By: FRAN SPIELMAN City Hall Reporter fspielman@suntimes.com

Mayor Rahm Emanuel made a surprise visit to the Chicago Fire Academy on Friday to deliver a pep talk to 111 middle-aged black firefighter-trainees who waited 17 years to realize their dream.

“The city in the past made a mistake. You are about correcting that mistake,” the mayor’s office quoted Emanuel as telling the rookies.

“You have a special responsibility. You are the select few that got in. And together, we’ll make sure there is a different future than the past.”

The rookies—a few of them in their 50s—were the chosen few from among more than 6,100 African-Americans bypassed by the city’s discriminatory handling of a 1995 entrance exam.

In 2005, a federal judge ruled that the city’s decision had the effect of perpetuating the predominantly-white status quo because 78 percent of those “well-qualified” candidates were white. Five years later, the U.S. Supreme Court agreed that the black candidates did not wait too long before filing their lawsuit.

The legal odyssey ended last summer, when the city agreed to hire 111 bypassed black firefighters and pay at least $40 million in damages to 6,000 others who will never get that chance. Chicago taxpayers will also be on the hook for up to $20 million in back pension benefits for those hired.

The Fire Department’s age limit for new hires is 38. That does not apply to the 111 black firefighters because the discrimination occurred before the cutoff was established.
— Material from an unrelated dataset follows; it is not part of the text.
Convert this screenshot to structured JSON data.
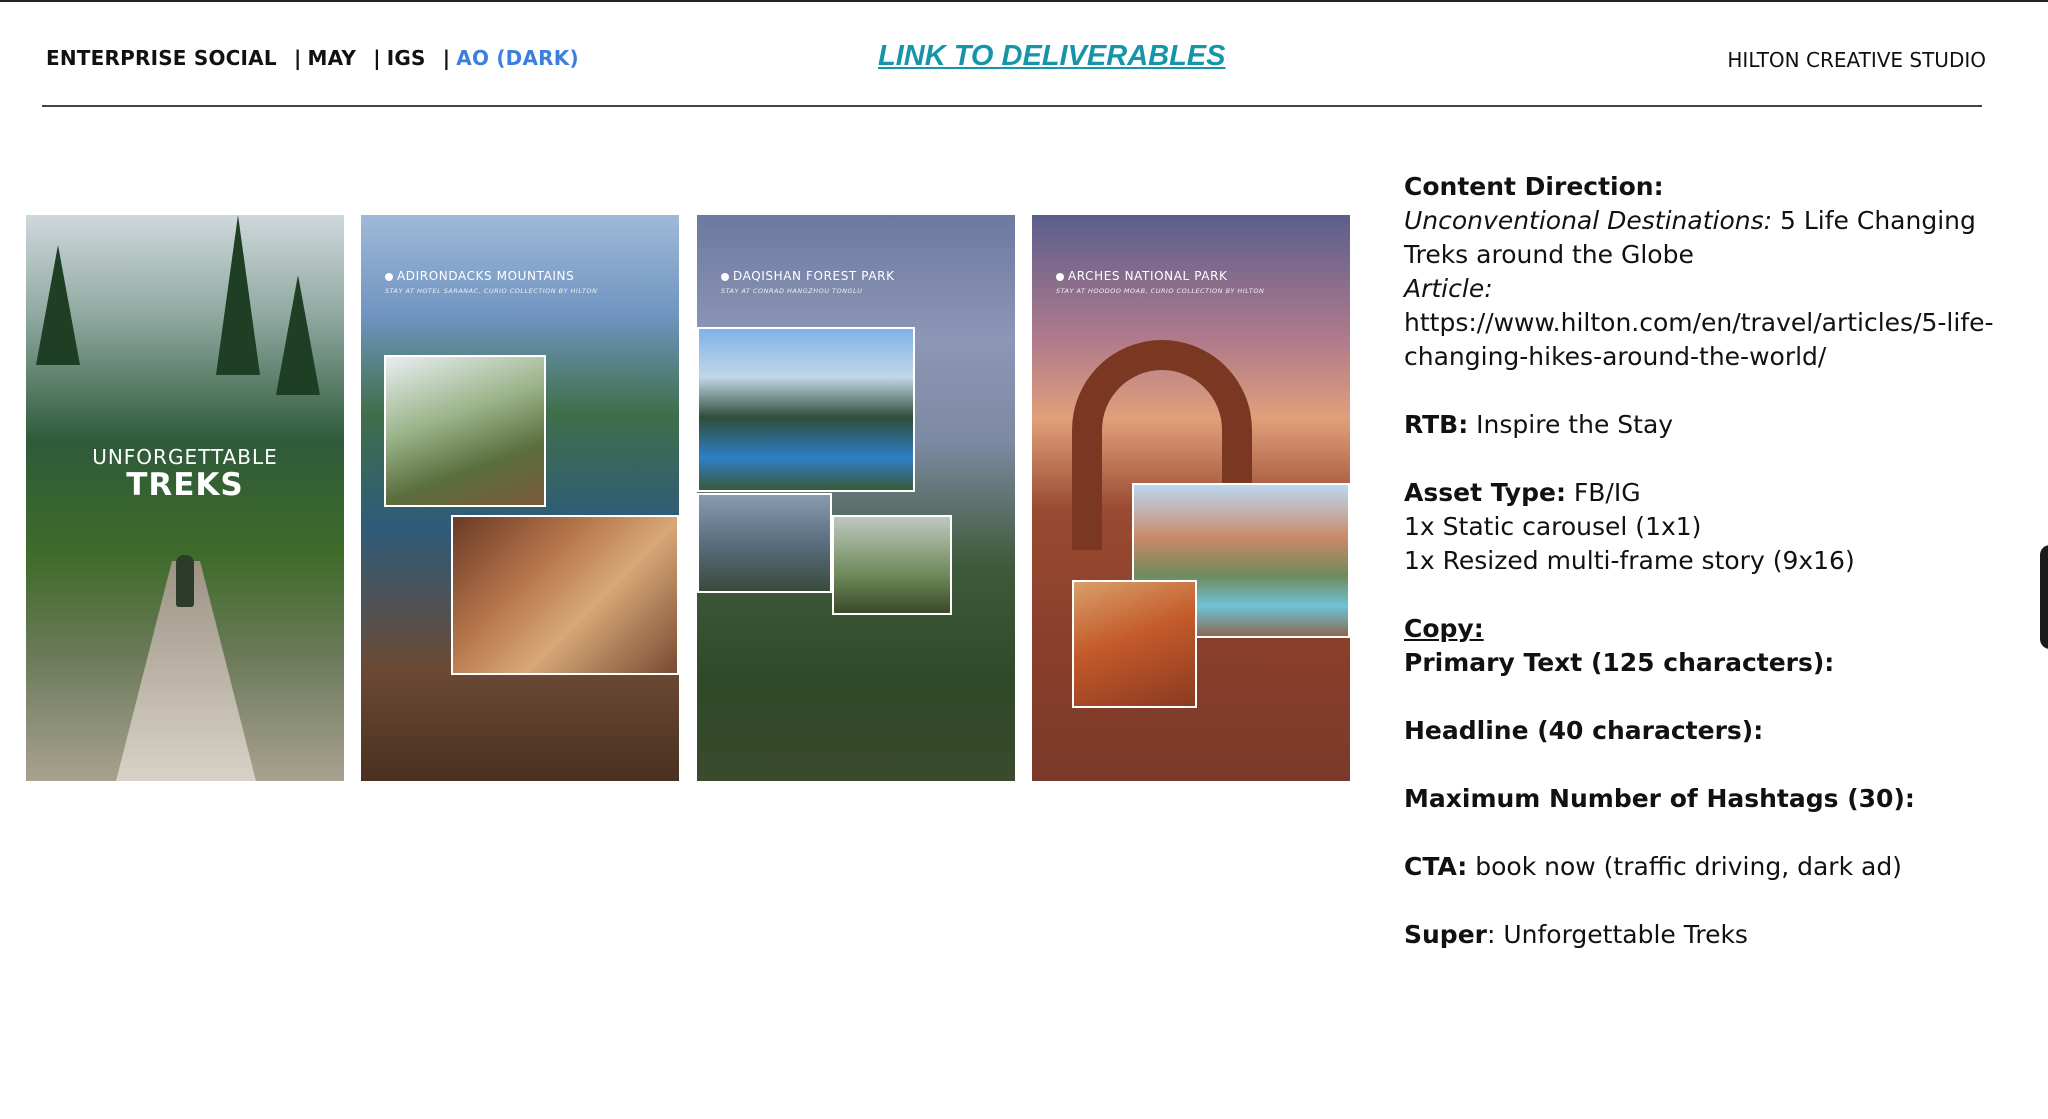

The new class entered the fire academy on March 16 amid concern about how many would survive the grueling six-month training and how well those that do would be accepted at firehouses.
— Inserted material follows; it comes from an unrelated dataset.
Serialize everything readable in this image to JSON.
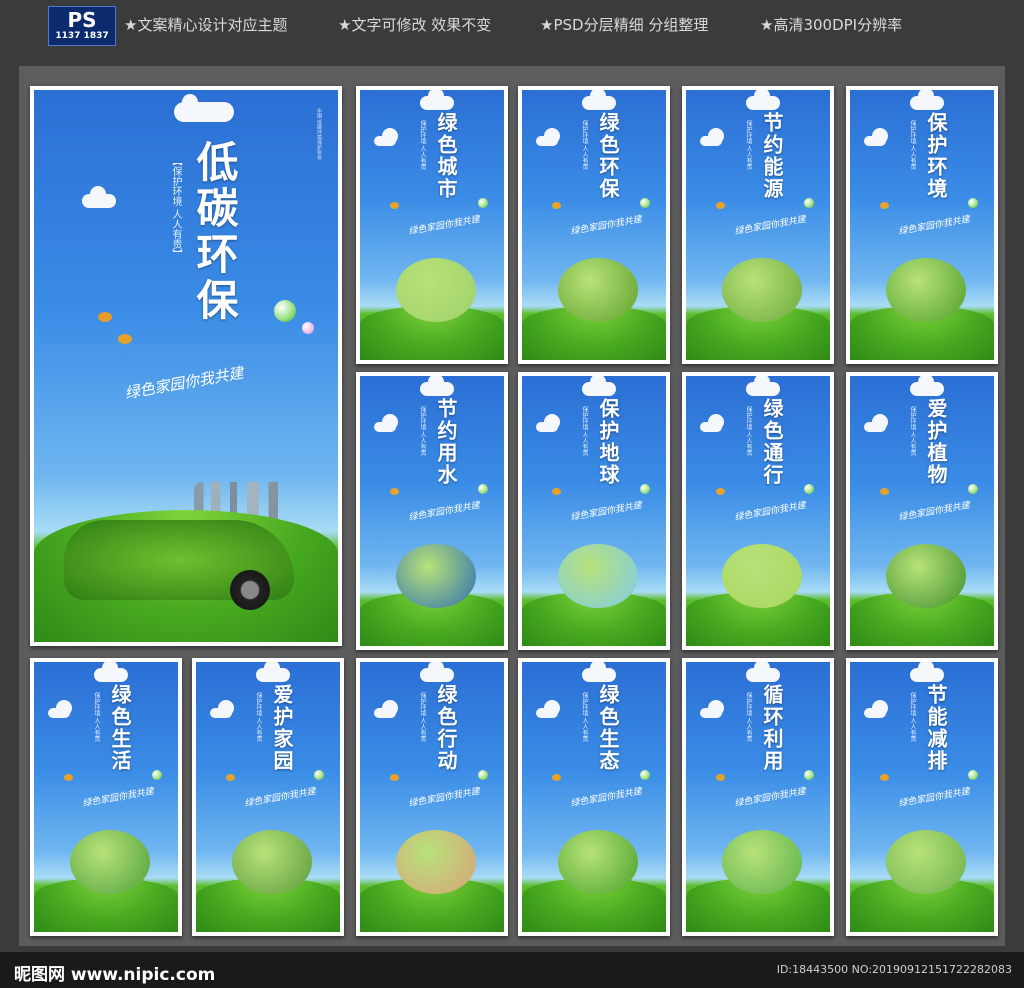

“We are not naïve enough to think that, just because we’ve prevailed and Mayor Emanuel has been cooperating in administering the remedy that the problem of racism in the Chicago Fire Department disappears,” Matt Piers, an attorney for the black firefighters, said on that day.

“I am always worried, given the history of the Fire Department and the history of this case…There’s been a terrific amount of bias and bigotry…We intend to be on close watch.”

Widespread acceptance of the new black firefighters may be easier said than done.

Benjamin Diaz said he’s one of 17,000 firefighter hopefuls who’s been waiting to be hired since passing a 2006 entrance exam only to be leapfrogged by the court-mandated class of 111 blacks.

“Since this training class was pushed to the front of the line over us, it just delays our chances of having the same opportunity they did,” Diaz wrote in an e-mail to the Chicago Sun-Times.

“Am I speaking out of anger? Not at all. It’s more out of frustration...Most of the (2006) candidates are reaching the age limit because of the delay. Others have taken physical exams and are just left up in the air without any notice of when things will move along.”

Mayoral spokesman Tom Alexander, who accompanied Emanuel to the fire academy, said the mayor expects that the new recruits are “gonna be welcomed with open arms—both by fellow firefighters and by Chicagoans.”

Throughout the campaign and as mayor, Emanuel has made periodic stops at Chicago firehouses.

But Friday’s visit to the fire academy was different, Alexander said.

“It was a little bit beyond a pep talk. These folks have been through a pretty long and intense experience. They’re also just getting started with their careers. He wanted to let these folks know that he’s 100 percent in their corner and personally glad the mistakes of the past have been rectified,” Alexander said.